Where was Nardu Debono killed? Where was Lino Cauchi killed? where was Wilfred Cardona killed? Where was Lino Manfre killed? Where was Mario Pavia shot?
There might have been other efforts to get rid of persons such as Pietru Pawl Busuttil who was framend and then there were rumours that someone was trying to throw him out of a window at SDt.Luke’s hospital.
There might be others of course, but these will be remembered as episodes during the Golden Years, of which the Labour Party is so proud that it does not want to talk about.
The most relevant question to be asked is who gave this boy the impression that the typical Maltese national costume was similar to the traditional Arab one.

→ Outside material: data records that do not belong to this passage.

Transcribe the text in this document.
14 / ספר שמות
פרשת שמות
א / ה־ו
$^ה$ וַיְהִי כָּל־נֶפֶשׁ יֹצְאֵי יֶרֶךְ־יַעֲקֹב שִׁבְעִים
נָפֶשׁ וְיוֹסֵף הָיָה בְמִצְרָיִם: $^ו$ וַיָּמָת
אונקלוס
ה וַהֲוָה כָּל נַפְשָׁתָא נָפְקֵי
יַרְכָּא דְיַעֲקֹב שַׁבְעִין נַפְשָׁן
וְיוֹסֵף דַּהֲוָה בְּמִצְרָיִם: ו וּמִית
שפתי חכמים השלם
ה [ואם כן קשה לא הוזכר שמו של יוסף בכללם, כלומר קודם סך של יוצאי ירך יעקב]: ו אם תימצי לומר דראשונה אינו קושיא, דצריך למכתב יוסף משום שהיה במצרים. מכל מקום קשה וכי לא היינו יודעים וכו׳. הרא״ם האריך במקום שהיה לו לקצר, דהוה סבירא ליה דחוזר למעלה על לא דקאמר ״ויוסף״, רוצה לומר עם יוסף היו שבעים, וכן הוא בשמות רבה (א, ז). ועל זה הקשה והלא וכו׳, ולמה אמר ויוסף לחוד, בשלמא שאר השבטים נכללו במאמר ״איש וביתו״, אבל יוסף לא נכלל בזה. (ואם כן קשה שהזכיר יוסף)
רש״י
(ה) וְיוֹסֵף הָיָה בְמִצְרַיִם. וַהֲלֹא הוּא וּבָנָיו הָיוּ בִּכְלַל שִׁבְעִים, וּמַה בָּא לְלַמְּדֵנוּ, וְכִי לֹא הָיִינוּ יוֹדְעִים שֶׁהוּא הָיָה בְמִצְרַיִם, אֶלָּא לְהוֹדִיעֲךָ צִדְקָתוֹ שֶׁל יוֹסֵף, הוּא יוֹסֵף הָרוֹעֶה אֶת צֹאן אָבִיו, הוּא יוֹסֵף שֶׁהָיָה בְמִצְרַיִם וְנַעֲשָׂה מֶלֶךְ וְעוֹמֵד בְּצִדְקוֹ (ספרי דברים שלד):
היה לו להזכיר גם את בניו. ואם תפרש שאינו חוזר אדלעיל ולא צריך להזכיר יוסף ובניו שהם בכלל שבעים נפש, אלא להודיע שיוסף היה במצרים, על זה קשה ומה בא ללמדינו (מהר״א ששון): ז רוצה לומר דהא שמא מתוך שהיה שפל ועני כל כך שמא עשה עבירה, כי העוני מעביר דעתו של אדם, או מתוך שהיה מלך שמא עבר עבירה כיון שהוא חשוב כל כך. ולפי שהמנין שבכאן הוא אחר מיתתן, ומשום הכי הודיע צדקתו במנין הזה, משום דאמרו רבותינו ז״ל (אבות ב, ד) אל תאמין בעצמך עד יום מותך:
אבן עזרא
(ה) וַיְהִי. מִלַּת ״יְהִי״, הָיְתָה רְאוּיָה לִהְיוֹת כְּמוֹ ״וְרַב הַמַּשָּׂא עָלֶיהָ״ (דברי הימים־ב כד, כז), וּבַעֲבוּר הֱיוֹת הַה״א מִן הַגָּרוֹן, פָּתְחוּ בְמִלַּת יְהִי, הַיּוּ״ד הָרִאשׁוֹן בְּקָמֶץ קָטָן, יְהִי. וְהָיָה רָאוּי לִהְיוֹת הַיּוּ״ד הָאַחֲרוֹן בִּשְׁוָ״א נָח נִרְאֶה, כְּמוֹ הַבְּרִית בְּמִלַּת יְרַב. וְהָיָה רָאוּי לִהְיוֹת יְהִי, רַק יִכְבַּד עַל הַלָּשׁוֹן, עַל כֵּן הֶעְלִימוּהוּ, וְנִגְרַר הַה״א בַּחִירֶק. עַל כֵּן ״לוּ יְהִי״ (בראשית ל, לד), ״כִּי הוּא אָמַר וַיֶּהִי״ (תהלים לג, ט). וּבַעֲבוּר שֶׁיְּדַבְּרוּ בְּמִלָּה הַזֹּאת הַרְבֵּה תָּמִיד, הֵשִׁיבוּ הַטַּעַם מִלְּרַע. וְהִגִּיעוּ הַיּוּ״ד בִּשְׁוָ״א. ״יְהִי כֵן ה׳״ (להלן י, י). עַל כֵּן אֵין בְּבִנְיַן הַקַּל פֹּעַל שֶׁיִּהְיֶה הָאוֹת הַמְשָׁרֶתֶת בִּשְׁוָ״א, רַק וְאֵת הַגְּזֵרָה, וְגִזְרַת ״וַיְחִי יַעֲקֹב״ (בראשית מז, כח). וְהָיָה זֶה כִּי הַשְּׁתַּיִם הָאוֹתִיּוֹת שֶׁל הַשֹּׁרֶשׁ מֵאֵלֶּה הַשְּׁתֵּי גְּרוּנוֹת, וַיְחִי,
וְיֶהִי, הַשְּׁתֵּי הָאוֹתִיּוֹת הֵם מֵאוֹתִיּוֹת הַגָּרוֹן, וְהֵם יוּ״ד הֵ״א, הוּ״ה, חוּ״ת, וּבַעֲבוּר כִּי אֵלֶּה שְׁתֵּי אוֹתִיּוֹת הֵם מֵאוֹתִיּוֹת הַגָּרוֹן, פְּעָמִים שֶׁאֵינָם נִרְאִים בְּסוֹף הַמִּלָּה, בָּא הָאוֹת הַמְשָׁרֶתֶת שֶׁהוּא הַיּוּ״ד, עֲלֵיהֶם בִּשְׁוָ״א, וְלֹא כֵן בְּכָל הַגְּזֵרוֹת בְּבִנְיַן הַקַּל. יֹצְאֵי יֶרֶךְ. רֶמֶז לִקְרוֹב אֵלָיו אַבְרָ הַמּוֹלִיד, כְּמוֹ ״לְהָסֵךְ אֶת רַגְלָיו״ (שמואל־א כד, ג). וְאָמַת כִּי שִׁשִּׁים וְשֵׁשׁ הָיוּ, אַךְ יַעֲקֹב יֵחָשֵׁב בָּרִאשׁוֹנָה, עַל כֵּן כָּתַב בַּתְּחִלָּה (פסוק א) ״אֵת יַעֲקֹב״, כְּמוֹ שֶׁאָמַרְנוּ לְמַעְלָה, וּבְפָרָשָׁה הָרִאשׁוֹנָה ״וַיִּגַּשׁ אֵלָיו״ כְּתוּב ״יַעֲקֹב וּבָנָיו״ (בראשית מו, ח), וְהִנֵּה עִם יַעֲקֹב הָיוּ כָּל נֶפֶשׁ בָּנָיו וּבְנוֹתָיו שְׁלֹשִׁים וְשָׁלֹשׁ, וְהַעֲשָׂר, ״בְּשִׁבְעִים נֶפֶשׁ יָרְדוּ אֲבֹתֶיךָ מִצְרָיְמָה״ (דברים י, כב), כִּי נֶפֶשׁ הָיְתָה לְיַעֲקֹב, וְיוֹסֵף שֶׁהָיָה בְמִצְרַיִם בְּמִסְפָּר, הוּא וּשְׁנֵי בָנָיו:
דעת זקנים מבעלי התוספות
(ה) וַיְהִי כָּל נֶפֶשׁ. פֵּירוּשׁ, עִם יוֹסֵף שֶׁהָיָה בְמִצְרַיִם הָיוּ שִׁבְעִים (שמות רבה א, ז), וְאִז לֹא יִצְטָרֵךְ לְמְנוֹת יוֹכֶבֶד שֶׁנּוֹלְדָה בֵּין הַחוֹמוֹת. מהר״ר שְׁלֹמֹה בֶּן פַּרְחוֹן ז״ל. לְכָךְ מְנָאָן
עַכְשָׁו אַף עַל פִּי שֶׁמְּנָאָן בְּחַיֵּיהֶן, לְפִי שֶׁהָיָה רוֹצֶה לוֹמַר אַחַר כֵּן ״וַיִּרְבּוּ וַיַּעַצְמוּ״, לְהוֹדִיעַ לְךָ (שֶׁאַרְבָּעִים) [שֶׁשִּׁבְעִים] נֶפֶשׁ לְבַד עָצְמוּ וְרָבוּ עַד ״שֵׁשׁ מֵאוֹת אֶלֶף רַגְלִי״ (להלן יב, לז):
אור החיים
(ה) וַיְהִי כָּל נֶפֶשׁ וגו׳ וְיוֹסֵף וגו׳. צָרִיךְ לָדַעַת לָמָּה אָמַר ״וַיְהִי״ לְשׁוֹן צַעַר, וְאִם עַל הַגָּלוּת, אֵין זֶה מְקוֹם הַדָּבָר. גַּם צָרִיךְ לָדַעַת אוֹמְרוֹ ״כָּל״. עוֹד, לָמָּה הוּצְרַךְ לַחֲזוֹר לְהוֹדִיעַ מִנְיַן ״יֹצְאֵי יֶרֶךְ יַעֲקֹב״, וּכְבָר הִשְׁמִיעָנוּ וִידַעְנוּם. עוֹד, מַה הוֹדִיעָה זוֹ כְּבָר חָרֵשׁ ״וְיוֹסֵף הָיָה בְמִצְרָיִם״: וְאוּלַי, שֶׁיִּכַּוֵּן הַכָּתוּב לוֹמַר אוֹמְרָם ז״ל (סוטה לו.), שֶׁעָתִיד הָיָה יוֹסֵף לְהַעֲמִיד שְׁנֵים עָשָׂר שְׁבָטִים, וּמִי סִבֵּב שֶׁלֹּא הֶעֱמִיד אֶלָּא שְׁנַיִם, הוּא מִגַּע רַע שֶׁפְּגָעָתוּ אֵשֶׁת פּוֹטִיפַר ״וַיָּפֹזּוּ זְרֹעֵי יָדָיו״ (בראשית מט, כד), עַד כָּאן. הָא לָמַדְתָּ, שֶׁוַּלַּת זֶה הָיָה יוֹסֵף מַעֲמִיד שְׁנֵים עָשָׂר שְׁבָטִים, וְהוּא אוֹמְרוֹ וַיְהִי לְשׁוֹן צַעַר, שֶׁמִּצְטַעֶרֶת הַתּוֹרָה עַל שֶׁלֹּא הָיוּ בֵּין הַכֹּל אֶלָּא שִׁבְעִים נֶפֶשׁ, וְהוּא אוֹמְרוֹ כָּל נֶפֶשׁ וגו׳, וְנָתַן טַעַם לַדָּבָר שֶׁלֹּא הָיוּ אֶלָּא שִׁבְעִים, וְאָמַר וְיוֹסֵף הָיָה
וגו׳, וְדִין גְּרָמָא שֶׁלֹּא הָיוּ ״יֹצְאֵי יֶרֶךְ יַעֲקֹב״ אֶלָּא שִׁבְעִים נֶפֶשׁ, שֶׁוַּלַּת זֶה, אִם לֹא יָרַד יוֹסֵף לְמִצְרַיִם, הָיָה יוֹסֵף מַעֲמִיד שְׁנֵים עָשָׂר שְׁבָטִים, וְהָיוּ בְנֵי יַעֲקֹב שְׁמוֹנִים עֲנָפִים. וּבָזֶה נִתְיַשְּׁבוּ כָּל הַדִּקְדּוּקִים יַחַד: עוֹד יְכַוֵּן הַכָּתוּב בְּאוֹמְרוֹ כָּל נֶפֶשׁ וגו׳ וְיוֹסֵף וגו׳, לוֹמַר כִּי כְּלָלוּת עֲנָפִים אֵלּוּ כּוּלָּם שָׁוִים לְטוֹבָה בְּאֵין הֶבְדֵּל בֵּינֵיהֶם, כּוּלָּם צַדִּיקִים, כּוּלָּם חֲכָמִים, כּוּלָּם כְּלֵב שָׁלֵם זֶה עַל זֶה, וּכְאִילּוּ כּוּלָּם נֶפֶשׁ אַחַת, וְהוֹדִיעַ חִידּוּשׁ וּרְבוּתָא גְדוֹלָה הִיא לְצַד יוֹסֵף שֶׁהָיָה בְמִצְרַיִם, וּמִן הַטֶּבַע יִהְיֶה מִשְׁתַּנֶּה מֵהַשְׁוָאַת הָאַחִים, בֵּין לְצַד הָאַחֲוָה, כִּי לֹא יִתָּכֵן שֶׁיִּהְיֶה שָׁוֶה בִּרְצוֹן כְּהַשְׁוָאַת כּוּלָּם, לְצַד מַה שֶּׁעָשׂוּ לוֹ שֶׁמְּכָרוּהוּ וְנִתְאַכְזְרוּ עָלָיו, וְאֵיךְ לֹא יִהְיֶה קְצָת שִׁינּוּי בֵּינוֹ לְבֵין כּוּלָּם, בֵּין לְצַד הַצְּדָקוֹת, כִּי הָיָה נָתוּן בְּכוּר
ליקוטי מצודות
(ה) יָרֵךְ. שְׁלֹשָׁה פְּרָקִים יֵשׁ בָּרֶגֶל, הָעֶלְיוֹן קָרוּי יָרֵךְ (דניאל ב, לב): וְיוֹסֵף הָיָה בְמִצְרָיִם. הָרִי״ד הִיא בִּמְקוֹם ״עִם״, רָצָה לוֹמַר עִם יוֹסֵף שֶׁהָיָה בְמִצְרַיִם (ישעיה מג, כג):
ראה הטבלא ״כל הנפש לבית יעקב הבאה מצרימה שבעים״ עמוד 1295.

This reminds me of the occasion when TIME magazine featured an article on Malta which spoke of “the minarets” dominating the Maltese countryside. This was before the mosque near Corradino was built.
Such misrepresentation has a more significant meaning than a hilarious one.
It is for us, and our political leaders, to give the correct image of Malta to the outside word. Even a letter from a prime minister’s office to an American teenager could be couched in terms that enhance our image.
Wrong impressions aren’t corrected by the sort of letter that Mario Cacciottolo wrote. An inability to take a joke, to see the funny side of things and to laugh at ourselves is an affliction we share with the countries from which we try to dissociate ourselves.
Sorry, I did not realise that the boy was joking and that he was not made to believe that the Maltese are Arabs.
You seem to confirm the boy’s opinion by saying that the reaction from the prime minister’s office (with which I clearly indicated that I disagree) puts us in the Arab camp.